= Italian Welfare League =

The Italian Welfare League is an American charitable organization founded in 1920 and incorporated in 1922 by Italian-American women. Its original purpose was to assist Italian veterans of World War I, and later, needy Italian residents of New York City. Today the League raises funds for a variety of charitable purposes, such as medical research.

== History ==

After World War I, a group of Italian-American women organized the Italian Committee of the American Red Cross. Originally its purpose was to assist the riservisti, veterans who had returned to the U.S. after fighting in the Italian army. It soon became clear that there was a general need for their services in the Italian neighborhoods in New York, where thousands of residents were mired in poverty, had little education, and were not fluent in English. To address these larger issues, the group met in May 1920 and formed the Italian Welfare League (IWL). Among the founding members were Margherita de Vecchi, Paola Berizzi, Elizabeth T. Bava, and Carolina Allen Perera, who served as the League's first president. Perera's husband, banker Lionello Perera, also played an important role in the founding of the female-dominated organization.

The IWL had offices in Manhattan, Brooklyn, and Ellis Island. At the Ellis Island office, they assisted Italians who were having trouble with immigration, including hundreds who were detained on the island during World War II. The league helped Italian New Yorkers find jobs, housing, and medical care, and provided emergency aid to the needy. In response to the Americanization Movement, they helped Italian immigrants learn to speak English and conform to the social norms of Anglo-Saxon Protestant America. From 1934 to 1973, executive secretary Angela Carlozzi Rossi oversaw much of the league's activity, in addition to handling many cases personally.
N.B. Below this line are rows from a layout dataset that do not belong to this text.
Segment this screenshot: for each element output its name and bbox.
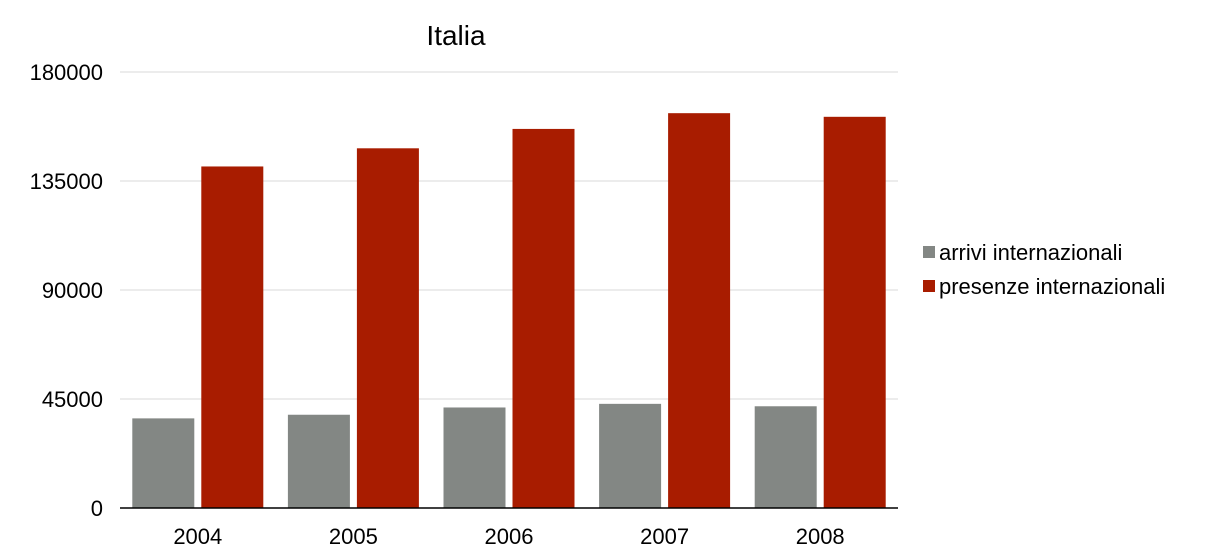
y-tick-label: 90000 <box>42 278 103 303</box>
x-tick-label: 2006 <box>485 524 534 549</box>
bar-arrivi-2004 <box>132 418 195 508</box>
legend-label: arrivi internazionali <box>939 240 1122 265</box>
x-tick-label: 2005 <box>329 524 378 549</box>
legend-swatch <box>923 246 935 258</box>
bar-presenze-2005 <box>356 148 419 509</box>
y-tick-label: 0 <box>91 496 103 521</box>
y-tick-label: 135000 <box>30 169 103 194</box>
bar-arrivi-2007 <box>599 403 662 508</box>
y-axis-ticks: 0 45000 90000 135000 180000 <box>30 60 103 521</box>
legend-swatch <box>923 280 935 292</box>
bar-arrivi-2006 <box>443 407 506 508</box>
bar-presenze-2006 <box>512 128 575 508</box>
bar-arrivi-2008 <box>754 406 817 508</box>
bars <box>132 113 886 509</box>
bar-presenze-2007 <box>668 113 731 508</box>
x-tick-label: 2004 <box>173 524 222 549</box>
bar-arrivi-2005 <box>287 414 350 508</box>
bar-presenze-2004 <box>201 166 264 508</box>
x-axis-ticks: 2004 2005 2006 2007 2008 <box>173 524 844 549</box>
x-tick-label: 2008 <box>796 524 845 549</box>
legend-label: presenze internazionali <box>939 274 1165 299</box>
chart-title: Italia <box>426 20 486 51</box>
legend: arrivi internazionali presenze internazio… <box>923 240 1165 299</box>
y-tick-label: 180000 <box>30 60 103 85</box>
bar-presenze-2008 <box>823 116 886 509</box>
x-tick-label: 2007 <box>640 524 689 549</box>
y-tick-label: 45000 <box>42 387 103 412</box>
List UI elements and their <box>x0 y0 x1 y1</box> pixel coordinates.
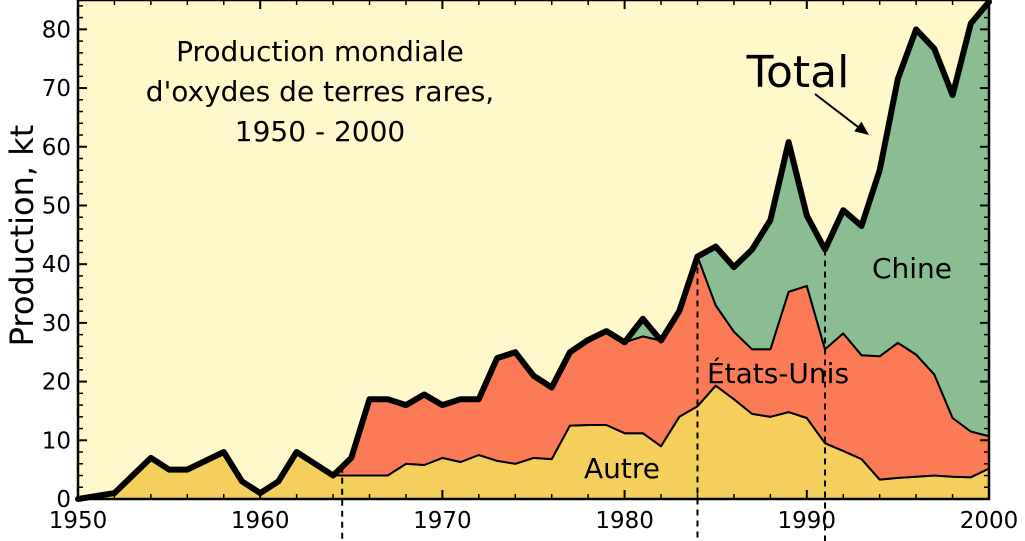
series-label-autre: Autre <box>584 452 660 485</box>
total-arrow-head <box>854 121 869 135</box>
y-tick-label: 80 <box>42 17 71 43</box>
y-tick-label: 0 <box>56 487 71 513</box>
total-arrow <box>814 93 869 135</box>
chart-title-line-3: 1950 - 2000 <box>235 115 405 148</box>
y-tick-label: 30 <box>42 311 71 337</box>
x-tick-label: 2000 <box>960 508 1019 534</box>
total-line-group <box>75 0 992 502</box>
dashed-marker-lines <box>341 249 827 541</box>
y-tick-label: 40 <box>42 252 71 278</box>
series-label-etats-unis: États-Unis <box>707 356 849 390</box>
chart-title-line-1: Production mondiale <box>176 35 464 68</box>
chart-title-line-2: d'oxydes de terres rares, <box>146 75 494 108</box>
y-tick-label: 20 <box>42 370 71 396</box>
series-label-chine: Chine <box>872 252 952 285</box>
x-tick-label: 1950 <box>49 508 108 534</box>
y-tick-label: 70 <box>42 76 71 102</box>
x-tick-labels: 1950 1960 1970 1980 1990 2000 <box>49 508 1019 534</box>
y-tick-label: 10 <box>42 428 71 454</box>
plot-frame <box>76 0 991 501</box>
axis-ticks <box>77 0 990 500</box>
y-tick-labels: 0 10 20 30 40 50 60 70 80 <box>42 17 71 513</box>
x-tick-label: 1960 <box>231 508 290 534</box>
x-tick-label: 1990 <box>778 508 837 534</box>
y-axis-title: Production, kt <box>3 125 41 347</box>
total-line <box>75 0 992 502</box>
total-arrow-shaft <box>814 93 863 131</box>
y-tick-label: 50 <box>42 193 71 219</box>
x-tick-label: 1980 <box>595 508 654 534</box>
total-label: Total <box>746 47 850 98</box>
y-tick-label: 60 <box>42 135 71 161</box>
chart-title: Production mondiale d'oxydes de terres r… <box>146 35 494 148</box>
x-tick-label: 1970 <box>413 508 472 534</box>
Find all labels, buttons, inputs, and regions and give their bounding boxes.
In 1945, league members created the Godparents Committee for Italian War Orphans, which provided food, clothing, money, and medicine for orphaned children in Italy. The following year they created a Port and Dock Committee to help Italian immigrants get through customs. The IWL also helped reunite family members who had been separated during the war. Since the 1960s, as the needs of Italian immigrants have become less pressing, the IWL has turned its attention to raising funds for medical research, hospitals, nursing homes, and scholarships to students seeking advanced degrees in social services.